How Much Data Does VoIP Calling Use?

By: Stephen Kota

Across the board, you pay less when you make a call with voice over internet protocol (VoIP) than when you make the same call on a traditional telephone network. Calling another user on the same service is often free (Skype-ing or FaceTime-ing, for example). And calling a cellphone or landline with VoIP still costs significantly less. There is, however, a second, hidden cost to any VoIP service: the cost of mobile broadband. Every time you have a meeting over Skype or pick up a FaceTime call, the conversation eats away at your mobile broadband. Even voice calls can put a significant dent in your monthly data plan. Here’s what that dent looks like. uses a broadband network to do all the same things. With VoIP you can talk, text, and fax online, without using a traditional telephone network.

Voice Calls

The better the sound quality, the higher the data use. Top notch VoIP services, like Skype and FaceTime, use a G.729 codec to transform speech into high-definition (HD) digital data. While the G.729 codec produces HD sound, it also uses more data than cheaper alternatives.

 

The most common codecs are:

  • G.711, which uses approximately 1.3 MB of data per minute (78 MB per hour)
  • G.723.1, which uses approximately 0.33 MB per minute (20 MB per hour)
  • G.726, which uses approximately 0.78 MB per minute (47 MB per hour)
  • G.728, which uses approximately 0.48 MB per minute (29 MB per hour)
  • G.729, which uses approximately 0.5 MB per minute (30 MB per hour)

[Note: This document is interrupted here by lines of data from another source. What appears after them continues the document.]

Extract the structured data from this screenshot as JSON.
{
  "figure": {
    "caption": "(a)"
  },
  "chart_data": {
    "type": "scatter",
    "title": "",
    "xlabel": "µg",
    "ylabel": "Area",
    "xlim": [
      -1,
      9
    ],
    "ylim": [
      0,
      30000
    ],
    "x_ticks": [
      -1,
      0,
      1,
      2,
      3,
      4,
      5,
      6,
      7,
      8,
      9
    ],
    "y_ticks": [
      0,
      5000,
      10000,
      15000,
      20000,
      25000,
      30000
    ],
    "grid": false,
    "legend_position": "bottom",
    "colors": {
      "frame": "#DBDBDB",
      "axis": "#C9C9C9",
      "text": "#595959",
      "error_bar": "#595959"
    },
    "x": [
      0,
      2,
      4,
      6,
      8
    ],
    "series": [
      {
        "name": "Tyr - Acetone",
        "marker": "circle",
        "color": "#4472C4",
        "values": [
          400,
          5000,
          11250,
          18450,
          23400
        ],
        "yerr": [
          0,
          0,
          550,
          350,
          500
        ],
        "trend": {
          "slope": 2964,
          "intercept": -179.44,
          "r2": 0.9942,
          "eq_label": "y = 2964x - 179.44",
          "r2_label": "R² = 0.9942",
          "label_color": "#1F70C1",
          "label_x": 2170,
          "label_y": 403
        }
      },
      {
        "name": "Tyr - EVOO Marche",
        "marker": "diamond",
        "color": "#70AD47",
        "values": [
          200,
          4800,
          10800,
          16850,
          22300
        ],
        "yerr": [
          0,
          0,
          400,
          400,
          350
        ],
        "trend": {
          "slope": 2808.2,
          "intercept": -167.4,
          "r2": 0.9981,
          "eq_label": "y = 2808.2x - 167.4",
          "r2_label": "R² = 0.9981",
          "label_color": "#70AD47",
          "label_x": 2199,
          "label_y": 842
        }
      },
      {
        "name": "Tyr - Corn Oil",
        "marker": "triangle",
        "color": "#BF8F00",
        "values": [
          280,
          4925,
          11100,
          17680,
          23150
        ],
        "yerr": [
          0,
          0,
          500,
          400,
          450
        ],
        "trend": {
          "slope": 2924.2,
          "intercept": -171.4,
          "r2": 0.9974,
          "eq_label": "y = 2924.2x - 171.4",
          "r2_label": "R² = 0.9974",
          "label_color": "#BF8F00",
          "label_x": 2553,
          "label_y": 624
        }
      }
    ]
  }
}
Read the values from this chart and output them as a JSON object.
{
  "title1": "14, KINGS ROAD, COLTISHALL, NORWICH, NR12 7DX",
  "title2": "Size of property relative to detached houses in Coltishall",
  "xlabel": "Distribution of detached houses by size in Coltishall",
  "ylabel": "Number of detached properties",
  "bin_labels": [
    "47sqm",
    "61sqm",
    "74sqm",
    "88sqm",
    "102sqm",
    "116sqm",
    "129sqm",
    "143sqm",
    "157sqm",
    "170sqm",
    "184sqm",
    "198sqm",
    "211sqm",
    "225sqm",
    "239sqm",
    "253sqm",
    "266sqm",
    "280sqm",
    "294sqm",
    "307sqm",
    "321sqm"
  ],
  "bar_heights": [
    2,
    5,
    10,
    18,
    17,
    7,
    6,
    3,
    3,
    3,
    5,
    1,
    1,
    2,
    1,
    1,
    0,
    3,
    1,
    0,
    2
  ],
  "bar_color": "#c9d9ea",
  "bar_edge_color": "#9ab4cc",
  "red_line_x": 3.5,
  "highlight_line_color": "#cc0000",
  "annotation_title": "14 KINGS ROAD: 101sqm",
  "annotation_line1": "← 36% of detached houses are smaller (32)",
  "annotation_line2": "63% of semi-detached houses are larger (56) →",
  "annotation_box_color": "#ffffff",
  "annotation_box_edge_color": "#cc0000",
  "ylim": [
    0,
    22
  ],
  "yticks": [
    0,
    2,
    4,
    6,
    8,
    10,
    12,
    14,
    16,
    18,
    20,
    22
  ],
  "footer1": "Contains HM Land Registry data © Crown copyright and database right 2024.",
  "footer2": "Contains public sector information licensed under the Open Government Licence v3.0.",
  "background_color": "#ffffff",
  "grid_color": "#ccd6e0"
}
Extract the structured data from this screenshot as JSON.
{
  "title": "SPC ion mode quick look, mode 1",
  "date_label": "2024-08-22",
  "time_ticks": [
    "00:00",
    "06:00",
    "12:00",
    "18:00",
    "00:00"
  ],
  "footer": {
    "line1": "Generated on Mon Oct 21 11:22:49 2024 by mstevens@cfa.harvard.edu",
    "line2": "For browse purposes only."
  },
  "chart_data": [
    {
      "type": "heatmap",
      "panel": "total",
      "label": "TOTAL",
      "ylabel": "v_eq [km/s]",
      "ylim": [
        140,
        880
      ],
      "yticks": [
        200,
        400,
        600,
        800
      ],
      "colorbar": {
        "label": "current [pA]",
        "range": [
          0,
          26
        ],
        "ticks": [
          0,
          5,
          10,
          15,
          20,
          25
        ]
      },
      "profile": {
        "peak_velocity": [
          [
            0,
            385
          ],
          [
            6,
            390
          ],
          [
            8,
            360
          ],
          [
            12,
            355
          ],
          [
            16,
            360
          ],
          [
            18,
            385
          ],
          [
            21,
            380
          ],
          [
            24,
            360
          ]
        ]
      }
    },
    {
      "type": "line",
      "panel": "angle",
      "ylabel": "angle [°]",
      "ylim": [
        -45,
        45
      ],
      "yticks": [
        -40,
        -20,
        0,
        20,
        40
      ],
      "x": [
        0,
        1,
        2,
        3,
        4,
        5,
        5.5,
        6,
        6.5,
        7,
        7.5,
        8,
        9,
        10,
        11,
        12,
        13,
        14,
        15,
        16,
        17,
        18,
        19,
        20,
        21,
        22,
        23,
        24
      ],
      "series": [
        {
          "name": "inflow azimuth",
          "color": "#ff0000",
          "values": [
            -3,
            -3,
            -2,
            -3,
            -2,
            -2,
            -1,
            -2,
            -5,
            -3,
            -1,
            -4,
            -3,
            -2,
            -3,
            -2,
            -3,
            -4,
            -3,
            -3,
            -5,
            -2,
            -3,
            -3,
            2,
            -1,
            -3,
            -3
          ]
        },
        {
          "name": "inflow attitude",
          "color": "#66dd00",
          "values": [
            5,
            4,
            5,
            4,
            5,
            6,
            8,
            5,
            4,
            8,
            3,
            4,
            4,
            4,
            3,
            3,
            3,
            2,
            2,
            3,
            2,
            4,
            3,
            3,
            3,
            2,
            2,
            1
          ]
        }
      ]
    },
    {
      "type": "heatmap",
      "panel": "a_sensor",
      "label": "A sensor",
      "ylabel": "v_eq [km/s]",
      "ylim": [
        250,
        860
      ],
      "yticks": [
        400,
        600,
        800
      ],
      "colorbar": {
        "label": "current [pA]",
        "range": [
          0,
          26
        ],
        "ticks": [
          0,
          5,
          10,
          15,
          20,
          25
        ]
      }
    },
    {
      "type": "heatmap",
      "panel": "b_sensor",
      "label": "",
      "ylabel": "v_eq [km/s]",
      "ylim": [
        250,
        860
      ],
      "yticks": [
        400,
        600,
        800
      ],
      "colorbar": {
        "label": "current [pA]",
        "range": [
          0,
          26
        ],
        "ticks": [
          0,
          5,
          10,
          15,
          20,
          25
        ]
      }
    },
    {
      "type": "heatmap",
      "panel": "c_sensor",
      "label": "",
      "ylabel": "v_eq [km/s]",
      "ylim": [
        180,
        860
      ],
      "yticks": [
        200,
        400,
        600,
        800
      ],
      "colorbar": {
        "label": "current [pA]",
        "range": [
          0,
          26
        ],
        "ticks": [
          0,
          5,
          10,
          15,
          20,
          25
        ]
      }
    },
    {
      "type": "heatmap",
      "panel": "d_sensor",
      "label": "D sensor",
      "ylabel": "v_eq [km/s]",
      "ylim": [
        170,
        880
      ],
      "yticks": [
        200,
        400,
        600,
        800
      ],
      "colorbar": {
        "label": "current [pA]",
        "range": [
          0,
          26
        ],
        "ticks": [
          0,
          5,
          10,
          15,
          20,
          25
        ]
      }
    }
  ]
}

The more data the codec uses, typically, the better the service. The key is to balance quality, bandwidth requirements, and cost. A full 20% of VoIP calls are unacceptable quality due to bandwidth constraints. Choose a service with a codec that works on your mobile broadband network (lower data use is more likely to work), but also sounds good.

Video Calls

Two friends enjoying a video call

Video calls use significantly more data than voice calls. There are a number of variables that play into the data use of, say, Skype video calls, such as video quality, screen size, and the specifications of the two connecting devices.

  • A video call between two small mobile devices uses about 3.75 MB of data per minute (225 MB per hour).
  • A video call between a small mobile device and a computer uses about 4.5 MB of data per minute (270 MB per hour)

Video quality also affects data usage:

  • A standard definition video call uses an average of 190 MB per hour.
  • A high-quality video call uses an average of 400 MB per hour.
  • An HD video call uses an average of 1.25 GB per hour.

VoIP Still Saves You Money

Unknowingly, your hour-long Skype voice call pushes you over your monthly data limit and into overage. Still, the most you’ll pay for data for that conversation is $0.45 (assuming an overage fee of $15/GB). Whichever way you spin it, VoIP is a cheap way to communicate.

The Bottom Line

It’s likely that, in the future, all calling will be done over VoIP. The technology is inexpensive, efficient, and has the potential to sound better than a traditional telephone call. VoIP already benefits certain customers greatly, particularly those who rack up expensive phone bills making international calls.